If ever there was a time for a countrywide dialogue, it is now, when our faith in humanity is so deeply depleted. This is especially so for those of us lucky never to have experienced the hatred and fear of faith-based persecution on this continent or anywhere else.
And yet the social media feeds keep churning out at us the trite instant opinions of those with inflammatory, divisive stances but little understanding at all of that terrifying fragility.
This is a time when I regret not having a stronger spiritual belief. I lament, because believing in people – in mankind’s potential for compassion – has let us down so painfully. Something else, something higher, is needed.
And yet from the horror of Bondi we have seen such extreme examples of human decency. The courageous acts of ordinary people. The selflessness of bystanders. Emergency personnel – police officers and medical staff, those who ran towards the danger to help fellow humans, some recognised but for the most part anonymous and unheralded.
When the police tape still fluttered wildly all about Bondi, the imperative of community, religious and ethnic solidarity was admirably championed by religious figures. It was a message of love and tolerance – of unifying rather than dividing in a time of antisemitic slaughter.
Consistent with the symbolism of the Festival of Lights (light amid gloom), there was so much appropriate evocation of the need for hope.
Togetherness, light and love was the message of faith.
‘Our public places may not look quite the same again.’
And yet segments of the Australian polity reacted so disgustingly quickly with fragmentation, blame and accusation.
Some elected officials gravitated straight for the darkness, using tragedy as a calculating opportunity to question Australia’s migration rules.
Observe the harmful message of division from longstanding agitators of societal discord, capitalizing on the massacre before the crime scene was even cold. Then consider the words of political figures while the investigation was still active.
Government has a formidable task to do when it comes to uniting a nation that is mourning and scared and seeking the light and, importantly, answers to so many uncertainties.
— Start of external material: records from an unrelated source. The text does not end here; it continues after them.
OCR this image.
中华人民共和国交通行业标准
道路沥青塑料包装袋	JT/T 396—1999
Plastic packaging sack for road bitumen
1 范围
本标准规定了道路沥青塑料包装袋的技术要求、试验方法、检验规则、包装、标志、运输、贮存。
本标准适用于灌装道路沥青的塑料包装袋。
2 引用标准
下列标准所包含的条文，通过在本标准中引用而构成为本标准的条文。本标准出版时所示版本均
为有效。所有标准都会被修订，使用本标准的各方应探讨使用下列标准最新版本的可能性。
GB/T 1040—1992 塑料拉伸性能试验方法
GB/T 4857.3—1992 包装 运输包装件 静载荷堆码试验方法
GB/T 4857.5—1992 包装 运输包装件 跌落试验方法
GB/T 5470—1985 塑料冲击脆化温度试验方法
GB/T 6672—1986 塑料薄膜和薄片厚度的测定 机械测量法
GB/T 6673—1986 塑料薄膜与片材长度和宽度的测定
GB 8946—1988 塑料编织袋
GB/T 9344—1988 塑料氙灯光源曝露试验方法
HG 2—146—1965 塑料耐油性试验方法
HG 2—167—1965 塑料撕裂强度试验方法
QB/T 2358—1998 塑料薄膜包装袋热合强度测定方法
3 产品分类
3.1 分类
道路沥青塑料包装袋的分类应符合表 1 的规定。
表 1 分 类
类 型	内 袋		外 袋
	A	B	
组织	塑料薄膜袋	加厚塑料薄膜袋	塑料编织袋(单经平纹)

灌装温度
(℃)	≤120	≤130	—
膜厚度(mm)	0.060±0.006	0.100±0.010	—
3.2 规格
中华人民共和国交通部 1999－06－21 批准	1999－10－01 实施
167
Like why, when the national terrorism threat level was judged as probable, did such a large public Hanukah event go ahead with such a grossly inadequate protection? Like how could the accused attackers have multiple firearms in the residence when the security agency has so openly and repeatedly warned of the threat of antisemitic violence?
How rapidly we were subjected to that cliched line (or versions of it) that it’s individuals not guns that kill. Naturally, each point are valid. It’s possible to at the same time pursue new ways to stop hate-fuelled violence and prevent firearms away from its possible perpetrators.
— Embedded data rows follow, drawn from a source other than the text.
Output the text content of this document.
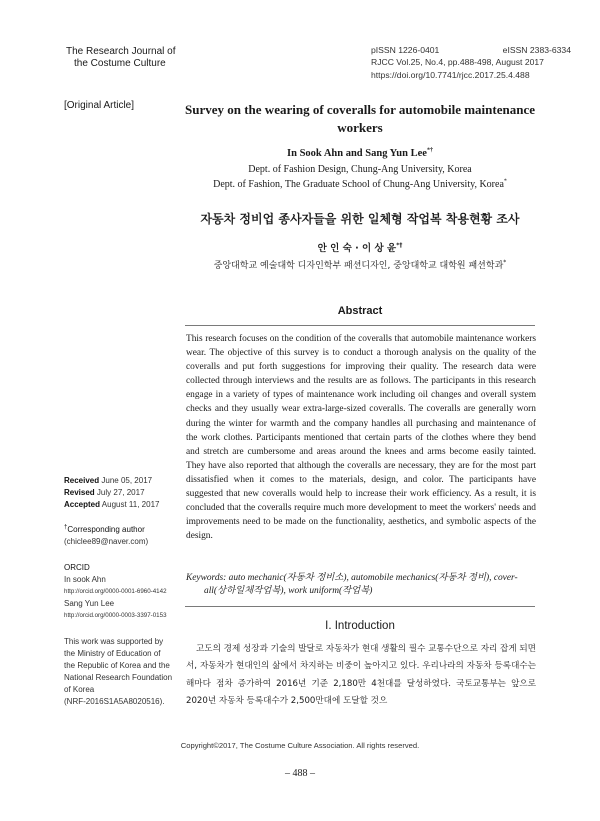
The Research Journal of
the Costume Culture
pISSN 1226-0401	eISSN 2383-6334
RJCC Vol.25, No.4, pp.488-498, August 2017
https://doi.org/10.7741/rjcc.2017.25.4.488
[Original Article]	Survey on the wearing of coveralls for automobile maintenance workers
In Sook Ahn and Sang Yun Lee*†
Dept. of Fashion Design, Chung-Ang University, Korea
Dept. of Fashion, The Graduate School of Chung-Ang University, Korea*
자동차 정비업 종사자들을 위한 일체형 작업복 착용현황 조사
안 인 숙 · 이 상 윤*†
중앙대학교 예술대학 디자인학부 패션디자인, 중앙대학교 대학원 패션학과*
Abstract
This research focuses on the condition of the coveralls that automobile maintenance workers wear. The objective of this survey is to conduct a thorough analysis on the quality of the coveralls and put forth suggestions for improving their quality. The research data were collected through interviews and the results are as follows. The participants in this research engage in a variety of types of maintenance work including oil changes and overall system checks and they usually wear extra-large-sized coveralls. The coveralls are generally worn during the winter for warmth and the company handles all purchasing and maintenance of the work clothes. Participants mentioned that certain parts of the clothes where they bend and stretch are cumbersome and areas around the knees and arms become easily tainted. They have also reported that although the coveralls are necessary, they are for the most part dissatisfied when it comes to the materials, design, and color. The participants have suggested that new coveralls would help to increase their work efficiency. As a result, it is concluded that the coveralls require much more development to meet the workers' needs and improvements need to be made on the functionality, aesthetics, and symbolic aspects of the design.
Keywords: auto mechanic(자동차 정비소), automobile mechanics(자동차 정비), cover-
all(상하일체작업복), work uniform(작업복)
I. Introduction

고도의 경제 성장과 기술의 발달로 자동차가 현대 생활의 필수 교통수단으로 자리 잡게 되면서, 자동차가 현대인의 삶에서 차지하는 비중이 높아지고 있다. 우리나라의 자동차 등록대수는 해마다 점차 증가하여 2016년 기준 2,180만 4천대를 달성하였다. 국토교통부는 앞으로 2020년 자동차 등록대수가 2,500만대에 도달할 것으

Received June 05, 2017
Revised July 27, 2017
Accepted August 11, 2017
†Corresponding author
(chiclee89@naver.com)
ORCID
In sook Ahn
http://orcid.org/0000-0001-6960-4142
Sang Yun Lee
http://orcid.org/0000-0003-3397-0153
This work was supported by
the Ministry of Education of
the Republic of Korea and the
National Research Foundation
of Korea
(NRF-2016S1A5A8020516).
Copyright©2017, The Costume Culture Association. All rights reserved.
– 488 –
In this city of immense beauty, of pristine blue heavens above sea and shore, the water and the coastline – our communal areas – may not look quite the same again to the multitude who’ve observed that famous Bondi seems so incongruous with last weekend’s horrific violence.
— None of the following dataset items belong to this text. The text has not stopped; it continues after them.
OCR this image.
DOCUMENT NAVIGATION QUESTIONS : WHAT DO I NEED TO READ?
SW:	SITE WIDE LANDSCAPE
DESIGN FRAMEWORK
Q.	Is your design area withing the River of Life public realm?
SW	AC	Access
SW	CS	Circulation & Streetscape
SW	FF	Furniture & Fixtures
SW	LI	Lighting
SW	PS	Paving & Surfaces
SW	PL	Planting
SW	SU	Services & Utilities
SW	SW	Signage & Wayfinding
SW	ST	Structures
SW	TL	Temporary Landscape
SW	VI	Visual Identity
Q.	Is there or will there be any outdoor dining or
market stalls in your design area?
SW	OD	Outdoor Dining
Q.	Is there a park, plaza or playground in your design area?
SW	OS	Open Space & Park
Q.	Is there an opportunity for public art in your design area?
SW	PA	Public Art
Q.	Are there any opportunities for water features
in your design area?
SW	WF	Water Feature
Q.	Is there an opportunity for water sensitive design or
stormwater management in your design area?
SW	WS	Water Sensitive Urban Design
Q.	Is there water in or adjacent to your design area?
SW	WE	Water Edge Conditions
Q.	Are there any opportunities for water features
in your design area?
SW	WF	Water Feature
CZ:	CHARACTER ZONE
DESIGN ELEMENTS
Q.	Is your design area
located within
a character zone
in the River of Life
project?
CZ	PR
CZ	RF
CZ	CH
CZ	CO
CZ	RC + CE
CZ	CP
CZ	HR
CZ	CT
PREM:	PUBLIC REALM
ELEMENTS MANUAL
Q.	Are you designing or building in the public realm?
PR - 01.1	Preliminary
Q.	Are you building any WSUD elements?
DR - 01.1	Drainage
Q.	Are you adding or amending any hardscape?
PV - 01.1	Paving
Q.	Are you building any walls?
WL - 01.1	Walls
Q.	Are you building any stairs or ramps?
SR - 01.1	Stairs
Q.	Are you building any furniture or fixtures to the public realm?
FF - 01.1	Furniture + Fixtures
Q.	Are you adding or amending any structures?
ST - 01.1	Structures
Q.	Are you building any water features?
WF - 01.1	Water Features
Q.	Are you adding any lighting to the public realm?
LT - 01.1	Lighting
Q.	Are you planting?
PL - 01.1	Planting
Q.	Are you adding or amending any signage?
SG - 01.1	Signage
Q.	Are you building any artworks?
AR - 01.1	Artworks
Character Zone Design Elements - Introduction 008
We long right now for understanding and meaning, for loved ones, and perhaps for the consolation of beauty in art or nature.
This weekend many Australians are cancelling holiday gathering plans. Reflective solitude will seem more appropriate.
But this is perhaps counterintuitively against instinct. For in these times of anxiety, outrage, sadness, bewilderment and grief we need each other more than ever.
The reassurance of togetherness – the binding force of the unity in the very word – is what we likely need most.
But sadly, all of the indicators are that cohesion in politics and the community will be hard to find this long, draining summer.